Tributo à música catalã

Celso Antunes, novo regente-assistente da Osesp, lembra Montsalvatge em CD

O Estado de S.Paulo

22 Fevereiro 2012 | 03h08

Barcelona lembra hoje nomes como Messi e Gaudí. E, num passado musical glorioso, um gênio do violoncelo como Pablo (Pau, em catalão) Casals. Entre os compositores, poucos ultrapassaram as fronteiras da Catalunha. Frederic Mompou (1893- 1987) e Xavier Montsalvatge (1912-2002) ainda são praticamente desconhecidos, mas fizeram música que merece ser ouvida com atenção. O primeiro, pela original produção para piano solo, zen, minimalista. E o segundo, pelo fino domínio da escrita musical, incluindo ginásticas criptografadas durante os anos de repressão de quase quatro décadas de ditadura franquista, entre 1939 e 1975, para manter viva a música catalã.

Montsalvatge é um produto da chamada "geração perdida" catalã, que viveu reprimida no regime de terror franquista - época em que nem sequer sua língua era reconhecida. Canciones & Conciertos, o primeiro CD que faz um tributo à passagem do centenário de seu nascimento é, coincidentemente, o mais recente do novo regente-assistente da Osesp, Celso Antunes, à frente da Orquestra da Rádio da NDR. Radicado na Europa há muito tempo, Antunes vive o melhor dos mundos: sua carreira, construída como regente coral, começa a decolar pra valer por lá, ao mesmo tempo em que assume a batuta de assistente na Osesp e como diretor pedagógico da edição 2012 do Festival de Inverno de Campos do Jordão. Em 2010 lançou CD para a Hänssler com obras de outro espanhol, Joaquin Turina, indicado para o Grammy; e ano passado, para a BIS, regeu Sun Dogs, obra coral de James MacMillan com o Coro da Rádio Holandesa, um dos três finalistas dos melhores CDs de 2011 da revista Grammophone.

A criação mais conhecida de Montsalvatge dura menos de 3 minutos. Intitula-se Canción de Cuna para Dormir a Un Negrito.
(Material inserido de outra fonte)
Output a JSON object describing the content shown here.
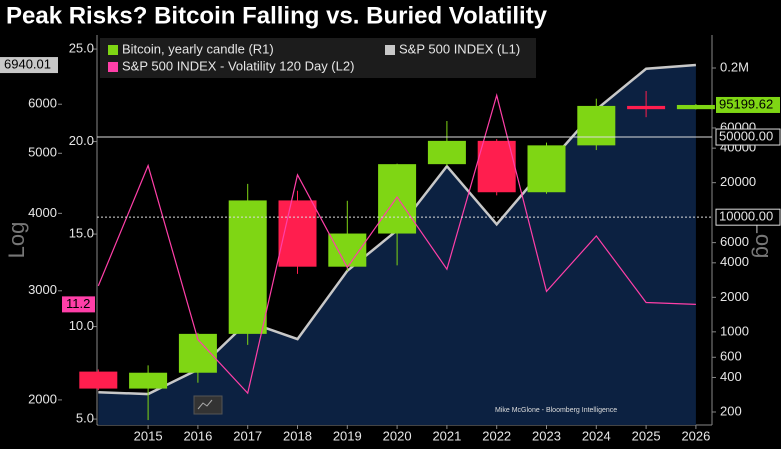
{
  "chart_data": {
    "type": "candlestick",
    "title": "Peak Risks? Bitcoin Falling vs. Buried Volatility",
    "categories": [
      null,
      "2015",
      "2016",
      "2017",
      "2018",
      "2019",
      "2020",
      "2021",
      "2022",
      "2023",
      "2024",
      "2025",
      "2026"
    ],
    "series": [
      {
        "name": "Bitcoin, yearly candle (R1)",
        "type": "candlestick",
        "axis": "y2",
        "color": "#7fd614",
        "down_color": "#ff1e4e",
        "open": [
          450,
          320,
          440,
          960,
          14000,
          3700,
          7200,
          29000,
          46300,
          16500,
          42300,
          93400,
          87500
        ],
        "high": [
          470,
          510,
          980,
          19500,
          17000,
          13900,
          29300,
          69000,
          48000,
          44700,
          108000,
          126000,
          97000
        ],
        "low": [
          310,
          170,
          360,
          770,
          3200,
          3400,
          3800,
          28000,
          15500,
          16000,
          38500,
          74500,
          87000
        ],
        "close": [
          320,
          440,
          960,
          14000,
          3700,
          7200,
          29000,
          46300,
          16500,
          42300,
          93400,
          87500,
          95199.62
        ]
      },
      {
        "name": "S&P 500 INDEX  (L1)",
        "type": "area",
        "axis": "y",
        "color": "#c8c8c8",
        "fill": "#0c2141",
        "values": [
          2058,
          2044,
          2239,
          2674,
          2507,
          3231,
          3756,
          4766,
          3840,
          4770,
          5882,
          6846,
          6940.01
        ]
      },
      {
        "name": "S&P 500 INDEX - Volatility 120 Day (L2)",
        "type": "line",
        "axis": "y3",
        "color": "#ff3fa8",
        "values": [
          12.2,
          18.7,
          9.3,
          6.4,
          18.2,
          13.2,
          17.0,
          13.1,
          22.5,
          11.9,
          14.9,
          11.3,
          11.2
        ]
      }
    ],
    "ylog": true,
    "ylim": [
      1822,
      7760
    ],
    "yticks": [
      2000,
      3000,
      4000,
      5000,
      6000
    ],
    "y_label": "Log",
    "y3lim": [
      4.68,
      25.76
    ],
    "y3ticks": [
      {
        "value": 5,
        "label": "5.0"
      },
      {
        "value": 10,
        "label": "10.0"
      },
      {
        "value": 15,
        "label": "15.0"
      },
      {
        "value": 20,
        "label": "20.0"
      },
      {
        "value": 25,
        "label": "25.0"
      }
    ],
    "y2log": true,
    "y2lim": [
      154,
      388000
    ],
    "y2ticks": [
      200,
      400,
      600,
      1000,
      2000,
      4000,
      6000,
      20000,
      40000,
      60000,
      {
        "value": 200000,
        "label": "0.2M"
      }
    ],
    "y2_label": "Log",
    "reference_lines": [
      {
        "value": 50000,
        "label": "50000.00",
        "style": "solid"
      },
      {
        "value": 10000,
        "label": "10000.00",
        "style": "dotted"
      }
    ],
    "annotation": "Mike McGlone - Bloomberg Intelligence"
  }
}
Composta isoladamente em 1945, foi o núcleo de uma série de Cinco Canciones Negras, em que, de modo inteligente, o compositor contrabandeou elementos da música catalã sob o rótulo aparente e ostensivo de música cubana, ou melhor, caribenha. Vejam os títulos das outras quatro: Cuba Dentro de Un Piano, Punto de Habanera, Chévere e Canto Negro. Nascidas com acompanhamento de piano, foram orquestradas no mesmo ano e estreadas em Barcelona. A canção de ninar é sua assinatura musical. A voz calorosa da mezzo-soprano eslovaca Lucia Duchonova é perfeita para estas 'calientes' melodias.
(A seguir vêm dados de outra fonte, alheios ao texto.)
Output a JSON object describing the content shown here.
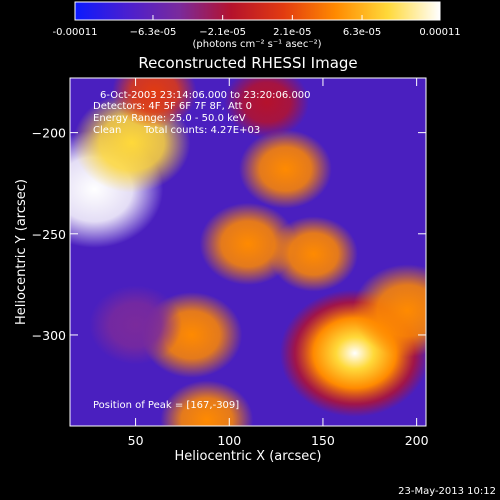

Há, porém, outras preciosidades neste magnífico CD. O Poema Concertante, de 1948, nasceu como encomenda do virtuose polonês Henryk Szering, que se encantara com a Sinfonia Mediterrânea de Montsalvatge. O prestígio de Szering fez com que, em 1951, o poema para violino e orquestra fosse a primeira obra catalã a ser tocada em Madri desde o fim da Guerra Civil Espanhola em 1939. Em pouco menos de 13 minutos e refinada orquestração, solista e orquestra criam um tecido musical de enorme beleza. Interessante o início, com uma curtíssima introdução sinfônica e mais de 2 minutos solos, com direito a cadência, que só termina com o lírico tema inicial.

A escrita de Xavier Montasalvatge começa devedora dos compositores franceses do Grupo dos Seis, mas faz uma longa parada de assimilação em Ravel. Confira o encantadoramente raveliano Concerto Breve, em três contrastados movimentos em que o primeiro, Enérgico, e o terceiro, Vivo, impactam tanto quanto os concertos de piano do autor do Bolero.

Alicia de Larrocha, a grande pianista catalã, estreou mundialmente o concerto, gravou-o e o divulgou pelo mundo. A leitura de Jenny Lin é entusiasmante. Jovem e já reconhecida emérita especialista em música contemporânea, Lin gravou no ano passado a música para piano de Mompou, o outro catalão de destaque na música do século 20, assim como Elliott Carter, Ligeti e até o brasileiro Artur Kampela.

A regência orquestral segura e o repertório inovador deste e dos CDs mais recentes de Celso Antunes deixam claro que, aos 52 anos, o brasileiro está no melhor momento de sua carreira.